= Tabaimo =

Japanese artist

Ayako Tabata (born 30 November 1975 –), also known under her artist name Tabaimo, is a contemporary Japanese artist. She combines hand-drawn images and digital manipulation to create large scale animations which evoke traditional Japanese woodblock prints (ukiyo-e) while presenting a pointed, complex view of Japanese society.

The name "Tabaimo" is a portmanteau of her last name, Tabata, and the Japanese word imōto (いもうと), meaning "little sister."

==Early life and education==

Ayako Tabata was born in Hyogo Prefecture, Japan. She is the middle of three sisters. Her father was a salaryman; her mother, Shion Tabata, is a ceramicist who creates traditional dinnerware in the style of Ogata Kenzan.

She graduated from Kyoto University of Art and Design in 1999.

== Career ==
Tabaimo's first video installation, Japanese Kitchen, directed while she was still a student, attracted attention. Yuka Uematsu, a curator at the National Museum of Art, Osaka, said, "When I first saw her work, I really couldn't believe that a university student had made it […] She was focusing on typical Japanese society, but critically, in her own way."

Tabaimo's first solo show came in 2000 at Kirin Plaza in Osaka, after she'd won the company's Contemporary Award competition. This was followed by inclusion in two international art events, the Yokohama Trienniale (2001) and the Sao Paulo Bienniale (2002). Tabaimo considered a career in design; in 2003 she worked as a graphic designer in London before she decided to pursue a full-time career as an artist.

Still from Japanese Commuter Train, 2001 video installation by Tabaimo.

Although Tabaimo creates more traditionally-formatted drawings and paintings, she has gained a reputation for her video installations. They are generally site-specific, usually projected on multiple planes, suggestive of rooms. The pop artist Keiichi Tanaami, an instructor at Kyoto University, was an important early influence. Tabaimo's work features elements of manga and anime, but it is also inspired by traditional Japanese art forms, particularly ukiyo-e woodblock printing. Birds, insects, sea creatures, and tortoises often appear in her work, intermingling with humans and disembodied human parts in both natural and urban environments, which at times morph into surreal landscapes.

The transformation of familiar objects and situations has the effect of not only questioning their meaning, but challenging the viewer's perception of the work itself: "I don’t just put the work in front of them and make it a comfortable experience for them – they need to be proactive in their viewing...I think the viewers’ stories themselves are the work, so...by setting up spaces which cause the viewer discomfort — spaces which have elements in them that need to be overcome — the works become a participatory experience," she said in 2007. Tabaimo rarely explains her works within exhibitions.
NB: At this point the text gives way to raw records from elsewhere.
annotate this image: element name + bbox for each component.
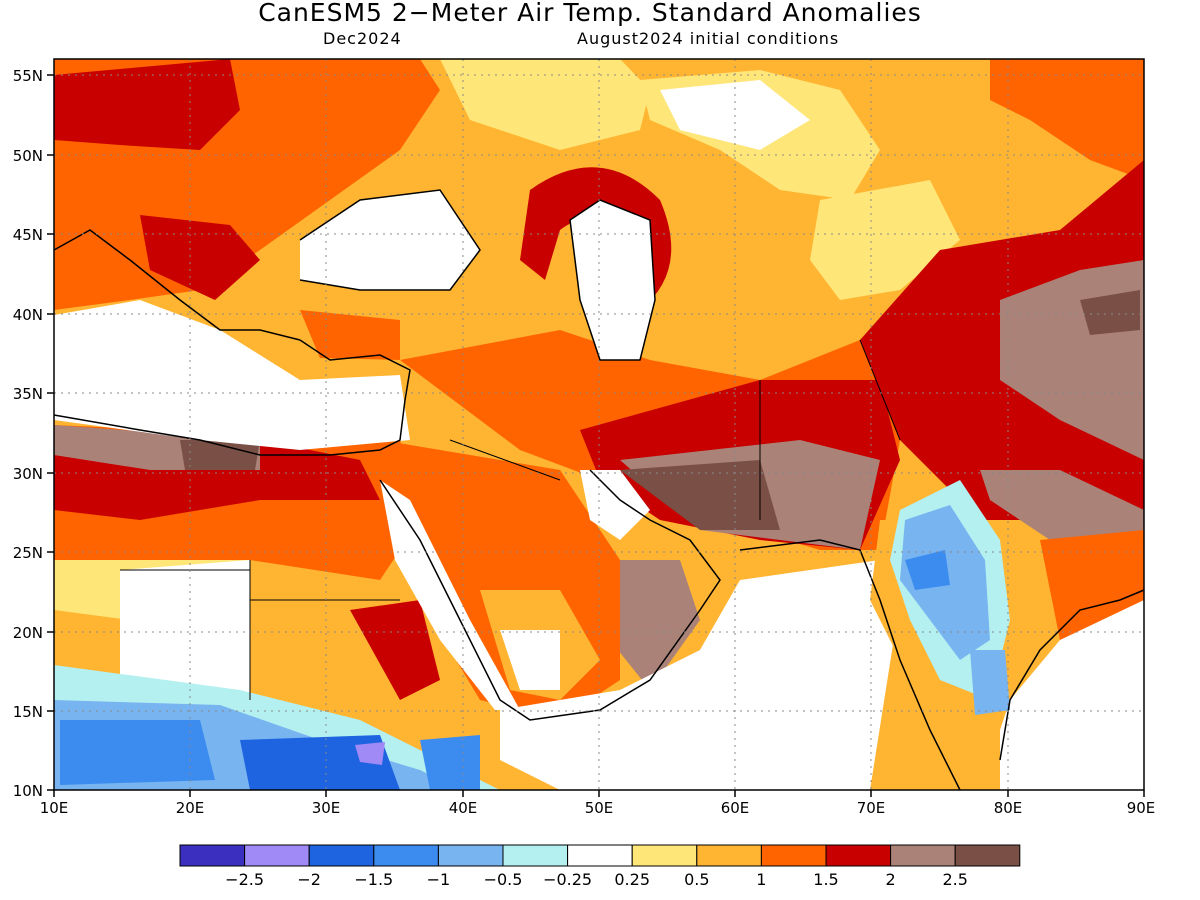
bangladesh-warm-region [1040,530,1144,640]
valid-month-label: Dec2024 [323,29,402,48]
colorbar-label: 1.5 [813,870,838,889]
colorbar-label: −2 [297,870,321,889]
lat-label-30n: 30N [13,465,43,483]
lon-label-60e: 60E [721,799,750,817]
persian-gulf [580,470,650,540]
colorbar-label: −0.25 [543,870,592,889]
south-india-cool-patch [970,650,1010,715]
caspian-sea [570,200,655,360]
colorbar-label: 1 [756,870,766,889]
sudan-neutral-region [120,560,250,700]
black-sea [300,190,480,290]
colorbar-swatch [567,844,633,867]
sudan-very-cold-patch [355,742,385,765]
longitude-labels: 10E 20E 30E 40E 50E 60E 70E 80E 90E [40,799,1156,817]
colorbar-label: 2 [886,870,896,889]
colorbar-swatch [760,844,827,867]
anomaly-fields [54,59,1144,790]
lat-label-25n: 25N [13,544,43,562]
colorbar-label: −1 [427,870,451,889]
europe-hot-region [54,59,240,150]
himalaya-very-hot-region [980,470,1144,550]
colorbar-swatch [825,844,892,867]
chart-title: CanESM5 2−Meter Air Temp. Standard Anoma… [258,0,922,27]
lon-label-50e: 50E [585,799,614,817]
lat-label-55n: 55N [13,67,43,85]
colorbar-swatch [631,844,698,867]
mediterranean-sea [54,300,410,450]
init-conditions-label: August2024 initial conditions [577,29,840,48]
gulf-extreme-region [620,460,780,530]
red-sea-hot-strip [350,600,440,700]
lat-label-10n: 10N [13,782,43,800]
lon-label-20e: 20E [176,799,205,817]
lon-label-30e: 30E [312,799,341,817]
colorbar-swatch [502,844,569,867]
yemen-neutral-region [500,630,560,690]
colorbar-swatch [308,844,375,867]
red-sea [380,480,520,710]
ethiopia-cool-patch [420,735,480,790]
colorbar-swatch [954,844,1021,867]
colorbar-label: 2.5 [942,870,967,889]
india-cold-patch [905,550,950,590]
lat-label-40n: 40N [13,306,43,324]
country-borders [120,339,901,700]
lat-label-50n: 50N [13,147,43,165]
black-sea-coastline [299,189,481,291]
lon-label-10e: 10E [40,799,69,817]
colorbar-swatch [244,844,310,867]
colorbar-swatch [373,844,439,867]
balkans-hot-region [140,215,260,300]
colorbar-swatch [890,844,956,867]
colorbar-label: 0.25 [614,870,650,889]
arabian-sea [500,560,900,790]
axis-ticks [47,74,1145,797]
colorbar-label: −1.5 [354,870,393,889]
india-west-coastline [739,539,961,791]
colorbar-label: 0.5 [684,870,709,889]
colorbar-label: −0.5 [484,870,523,889]
latitude-labels: 10N 15N 20N 25N 30N 35N 40N 45N 50N 55N [13,67,43,800]
arabia-coastline [379,469,721,721]
colorbar-swatch [696,844,762,867]
colorbar-label: −2.5 [225,870,264,889]
chad-cool-patch [60,720,215,785]
libya-extreme-patch [180,440,260,470]
lon-label-80e: 80E [994,799,1023,817]
lon-label-70e: 70E [857,799,886,817]
graticule [54,59,1144,790]
lat-label-45n: 45N [13,226,43,244]
caspian-coastline [569,199,656,361]
oman-very-hot-region [600,560,700,690]
lat-label-15n: 15N [13,703,43,721]
italy-balkan-coastline [53,229,301,341]
colorbar: −2.5 −2 −1.5 −1 −0.5 −0.25 0.25 0.5 1 1.5 2 2.5 [179,844,1021,889]
russia-mild-region [440,59,650,150]
lon-label-40e: 40E [449,799,478,817]
turkey-warm-region [300,310,400,360]
colorbar-swatch [179,844,246,867]
tibet-extreme-region [1080,290,1140,335]
lat-label-35n: 35N [13,385,43,403]
siberia-warm-region [990,59,1144,180]
colorbar-swatch [437,844,504,867]
lon-label-90e: 90E [1127,799,1156,817]
lat-label-20n: 20N [13,624,43,642]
public conVENience (still), 2006, by Tabaimo. Parasol unit, London.

==Selected exhibitions==
Solo exhibitions include: Utsutsushi Utsushi, Seattle Asian Art Museum, Seattle, WA (2016); San Jose Museum of Art, San Jose, CA (2016); MEKURUMEKU, Museum of Contemporary Art, Sydney, NSW, Australia (2014); Boundary Layer, Parasol unit foundation for contemporary art, London (2010); Danmen, Yokohama Museum of Art, Tokyo (traveled to the National Museum of Art, Osaka) (2009–10); Moderna Museet, Stockholm (2009); Fondation Cartier pour l'Art Contemporain, Paris (2006); YOROYORON, Hara Museum of Contemporary Art, Tokyo (2006).

Tabaimo represented Japan with teleco-soup at the 54th International Art Exhibition, La Biennale di Venezia (2011). International group exhibitions include: the Yokohama Triennale (2001); the São Paulo Art Biennial (2002); the 15th Biennale of Sydney, Australia (2006); and the 52nd International Art Exhibition, La Biennale di Venezia (2007).
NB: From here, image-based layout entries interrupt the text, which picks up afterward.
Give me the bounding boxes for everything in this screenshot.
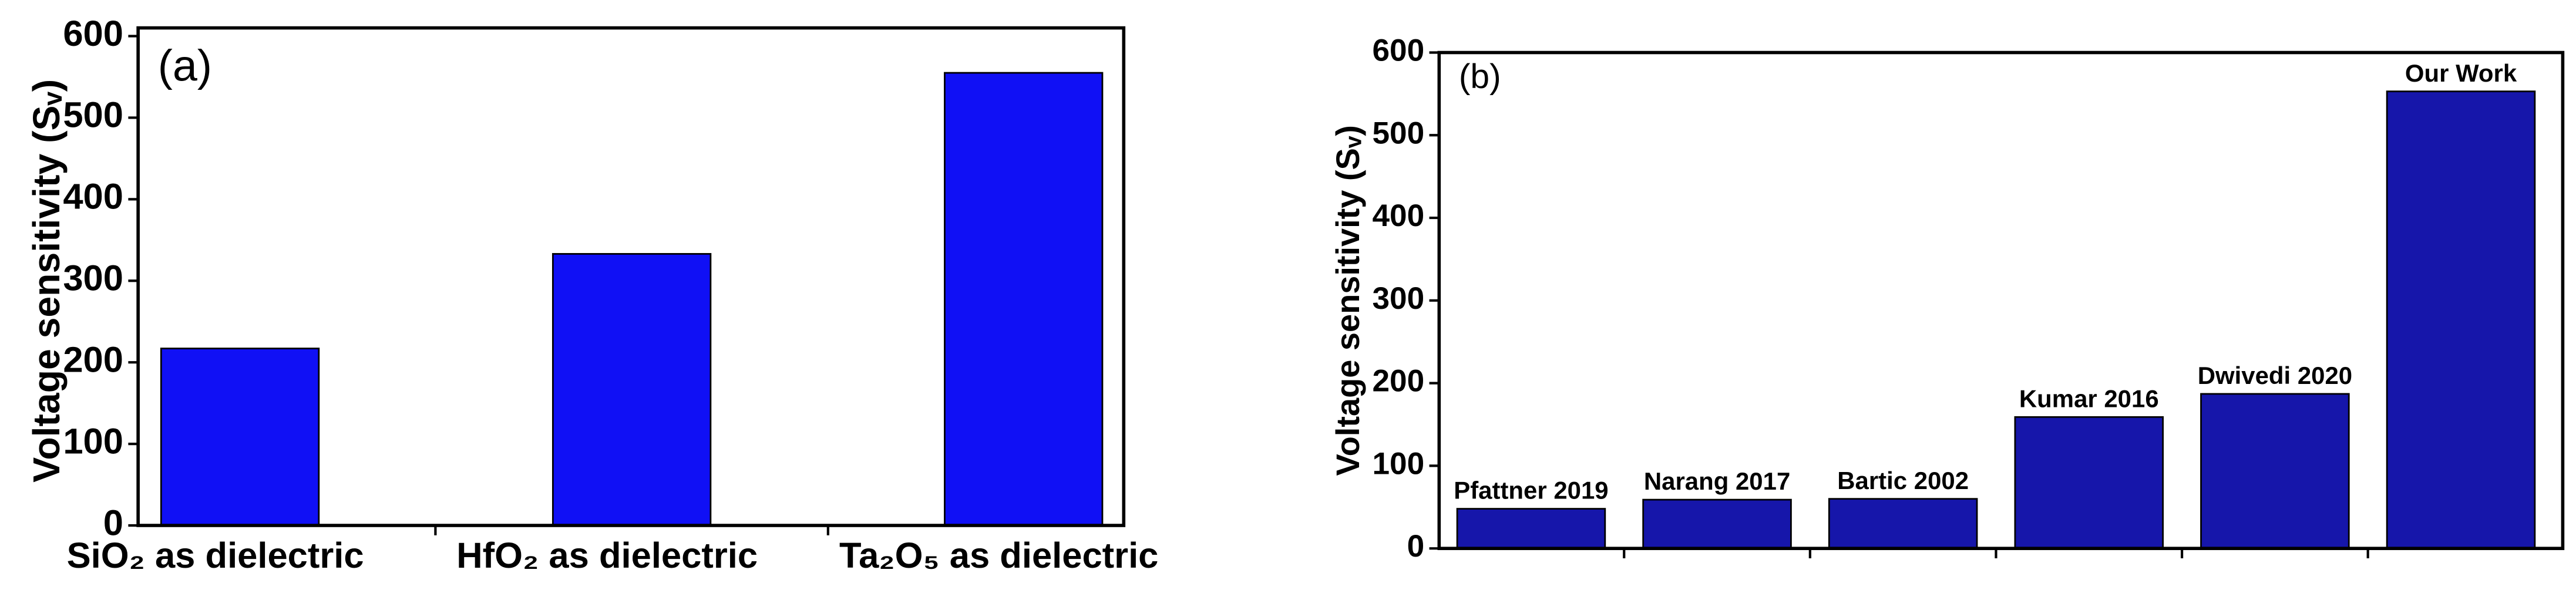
- y-tick-label: 300: [1373, 281, 1425, 316]
- bar-label: Bartic 2002: [1837, 467, 1969, 494]
- y-tick-label: 400: [1373, 198, 1425, 233]
- panel-label: (b): [1459, 58, 1501, 96]
- bar: [1456, 508, 1606, 550]
- y-axis-label: Voltage sensitivity (Sᵥ): [1329, 125, 1366, 476]
- y-tick-label: 100: [63, 421, 123, 461]
- plot-frame: [1437, 50, 2565, 550]
- y-tick-label: 400: [63, 177, 123, 217]
- bar: [1828, 498, 1978, 550]
- bar: [160, 348, 320, 527]
- bar: [2014, 416, 2164, 550]
- bar: [1642, 498, 1792, 550]
- y-tick-label: 200: [1373, 364, 1425, 399]
- bar-label: Our Work: [2405, 59, 2517, 87]
- y-tick-label: 500: [63, 95, 123, 136]
- bar-label: Kumar 2016: [2019, 385, 2159, 412]
- y-axis-label: Voltage sensitivity (Sᵥ): [25, 79, 68, 483]
- y-tick-label: 100: [1373, 446, 1425, 481]
- bar: [551, 253, 712, 527]
- bar: [944, 72, 1104, 527]
- bar-label: Narang 2017: [1644, 467, 1790, 495]
- bar-label: Dwivedi 2020: [2198, 362, 2352, 389]
- y-tick-label: 200: [63, 339, 123, 380]
- y-tick-label: 600: [63, 14, 123, 54]
- y-tick-label: 0: [1407, 529, 1425, 564]
- bar-label: Pfattner 2019: [1454, 477, 1608, 504]
- bar: [2386, 90, 2536, 550]
- x-tick-label: Ta₂O₅ as dielectric: [839, 535, 1158, 576]
- x-tick-label: SiO₂ as dielectric: [67, 535, 364, 576]
- x-tick-label: HfO₂ as dielectric: [456, 535, 758, 576]
- y-tick-label: 300: [63, 258, 123, 299]
- plot-frame: [136, 26, 1126, 527]
- bar: [2200, 393, 2350, 550]
- y-tick-label: 500: [1373, 116, 1425, 150]
- y-tick-label: 0: [103, 503, 123, 543]
- y-tick-label: 600: [1373, 33, 1425, 68]
- panel-label: (a): [158, 41, 212, 90]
Interdisciplinary collaboration is a major part of Tabaimo’s artistic endeavor. Since 2006 she has provided visual elements to performances with Ohad Naharin’s Batsheva Dance Company, choreographer Maki Morishita, architect Yuko Nagayama, and photographer Hiroshi Sugimoto. Tabaimo later worked again with Maki Morishita to create "Fruits borne out of rust".
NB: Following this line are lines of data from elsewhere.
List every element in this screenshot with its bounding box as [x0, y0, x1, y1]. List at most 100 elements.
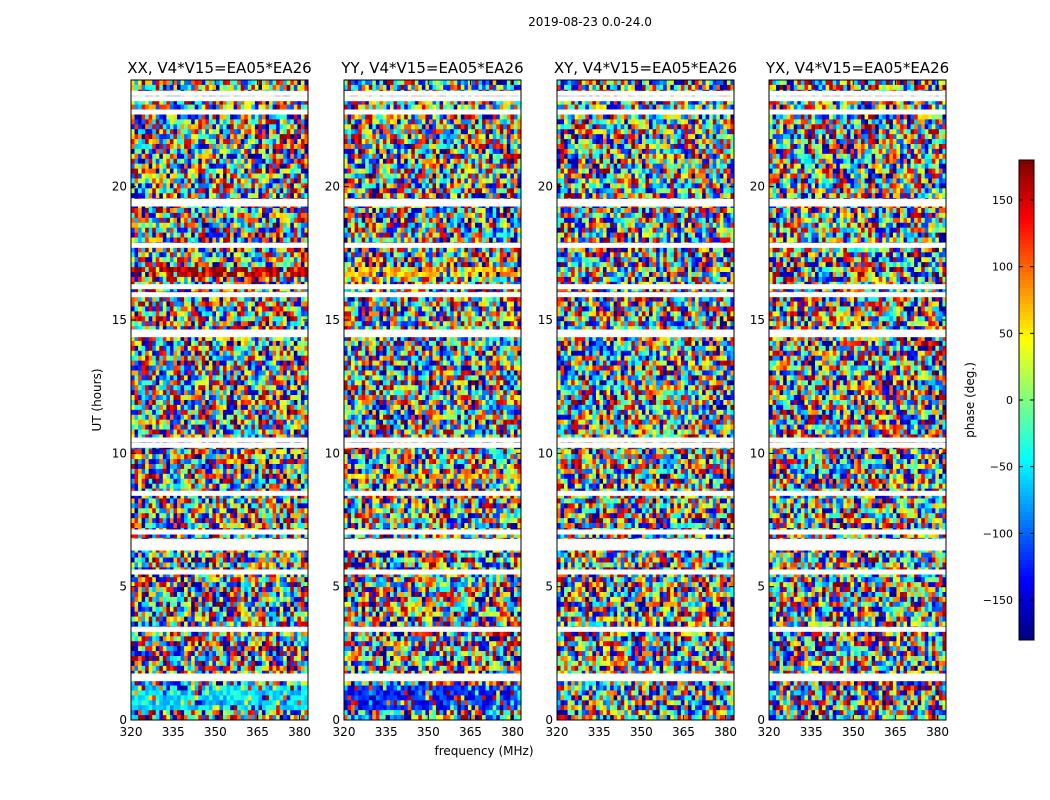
flag-gap [769, 91, 946, 96]
colorbar-segment [1019, 528, 1034, 532]
colorbar-segment [1019, 548, 1034, 552]
y-tick-label: 5 [332, 580, 340, 594]
colorbar-segment [1019, 200, 1034, 204]
flag-gap [344, 91, 521, 96]
colorbar-segment [1019, 512, 1034, 516]
flag-gap [769, 491, 946, 496]
colorbar-segment [1019, 460, 1034, 464]
flag-gap [769, 284, 946, 289]
colorbar-segment [1019, 272, 1034, 276]
flag-gap [344, 570, 521, 575]
y-tick-label: 0 [332, 713, 340, 727]
colorbar-segment [1019, 544, 1034, 548]
y-tick-label: 5 [119, 580, 127, 594]
flag-gap [344, 674, 521, 679]
colorbar-segment [1019, 584, 1034, 588]
colorbar-tick-label: −100 [983, 527, 1013, 540]
colorbar-segment [1019, 428, 1034, 432]
colorbar-segment [1019, 384, 1034, 388]
colorbar-segment [1019, 456, 1034, 460]
colorbar-segment [1019, 260, 1034, 264]
colorbar-segment [1019, 284, 1034, 288]
colorbar-segment [1019, 256, 1034, 260]
flag-gap [769, 110, 946, 115]
colorbar-segment [1019, 380, 1034, 384]
x-tick-label: 380 [288, 725, 311, 739]
colorbar-segment [1019, 540, 1034, 544]
flag-gap [557, 674, 734, 679]
colorbar-segment [1019, 324, 1034, 328]
flag-gap [344, 627, 521, 632]
colorbar-tick-label: −50 [990, 461, 1013, 474]
x-tick-label: 335 [375, 725, 398, 739]
flag-gap [344, 284, 521, 289]
flag-gap [131, 110, 308, 115]
flag-gap [344, 330, 521, 335]
phase-image-yx [769, 80, 946, 720]
x-tick-label: 320 [546, 725, 569, 739]
flag-gap [131, 570, 308, 575]
panel-title: YX, V4*V15=EA05*EA26 [765, 59, 949, 77]
colorbar-segment [1019, 580, 1034, 584]
colorbar-segment [1019, 296, 1034, 300]
colorbar-segment [1019, 228, 1034, 232]
colorbar-segment [1019, 332, 1034, 336]
colorbar-tick-label: 0 [1006, 394, 1013, 407]
colorbar-segment [1019, 588, 1034, 592]
colorbar-segment [1019, 320, 1034, 324]
colorbar-segment [1019, 204, 1034, 208]
x-tick-label: 335 [162, 725, 185, 739]
colorbar-segment [1019, 392, 1034, 396]
colorbar-segment [1019, 632, 1034, 636]
flag-gap [557, 570, 734, 575]
flag-gap [557, 96, 734, 101]
colorbar-segment [1019, 536, 1034, 540]
flag-gap [769, 627, 946, 632]
phase-image-xy [557, 80, 734, 720]
x-tick-label: 320 [333, 725, 356, 739]
colorbar-segment [1019, 192, 1034, 196]
colorbar-segment [1019, 488, 1034, 492]
colorbar-segment [1019, 424, 1034, 428]
flag-gap [769, 243, 946, 248]
colorbar-segment [1019, 356, 1034, 360]
colorbar-segment [1019, 348, 1034, 352]
flag-gap [557, 199, 734, 204]
flag-gap [344, 96, 521, 101]
colorbar-segment [1019, 160, 1034, 164]
flag-gap [769, 330, 946, 335]
x-tick-label: 350 [417, 725, 440, 739]
colorbar-segment [1019, 164, 1034, 168]
y-tick-label: 20 [538, 180, 553, 194]
flag-gap [131, 243, 308, 248]
colorbar-segment [1019, 468, 1034, 472]
flag-gap [344, 438, 521, 443]
colorbar-segment [1019, 492, 1034, 496]
colorbar-segment [1019, 172, 1034, 176]
flag-gap [131, 627, 308, 632]
colorbar-segment [1019, 496, 1034, 500]
y-tick-label: 10 [325, 446, 340, 460]
colorbar-segment [1019, 376, 1034, 380]
flag-gap [344, 539, 521, 544]
flag-gap [557, 438, 734, 443]
flag-gap [344, 292, 521, 297]
figure-suptitle: 2019-08-23 0.0-24.0 [528, 15, 652, 29]
flag-gap [344, 530, 521, 535]
flag-gap [557, 539, 734, 544]
colorbar-segment [1019, 448, 1034, 452]
colorbar-segment [1019, 608, 1034, 612]
flag-gap [131, 530, 308, 535]
colorbar-segment [1019, 236, 1034, 240]
colorbar-segment [1019, 304, 1034, 308]
colorbar-segment [1019, 344, 1034, 348]
x-tick-label: 350 [842, 725, 865, 739]
flag-gap [344, 243, 521, 248]
colorbar-segment [1019, 252, 1034, 256]
colorbar-segment [1019, 600, 1034, 604]
flag-gap [344, 491, 521, 496]
y-tick-label: 5 [757, 580, 765, 594]
colorbar-segment [1019, 576, 1034, 580]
Her work can be found in the collections of the National Museum of Art, Osaka; Hara Museum of Contemporary Art, Tokyo; the Israel Museum, Jerusalem; MUSAC, Spain; Fondation Cartier pour l'Art Contemporain, Paris; Moderna Museet, Stockholm; Museum of Contemporary Art, Los Angeles, CA; Asia Society Museum, New York, NY; and the Museum of Modern Art, New York, NY.

== Personal life ==
In 2008, after six years of living in Tokyo, Tabaimo moved into her parents' home in Karuizawa, a resort town in Nagano prefecture, along with her younger sister and primary assistant Imoimu.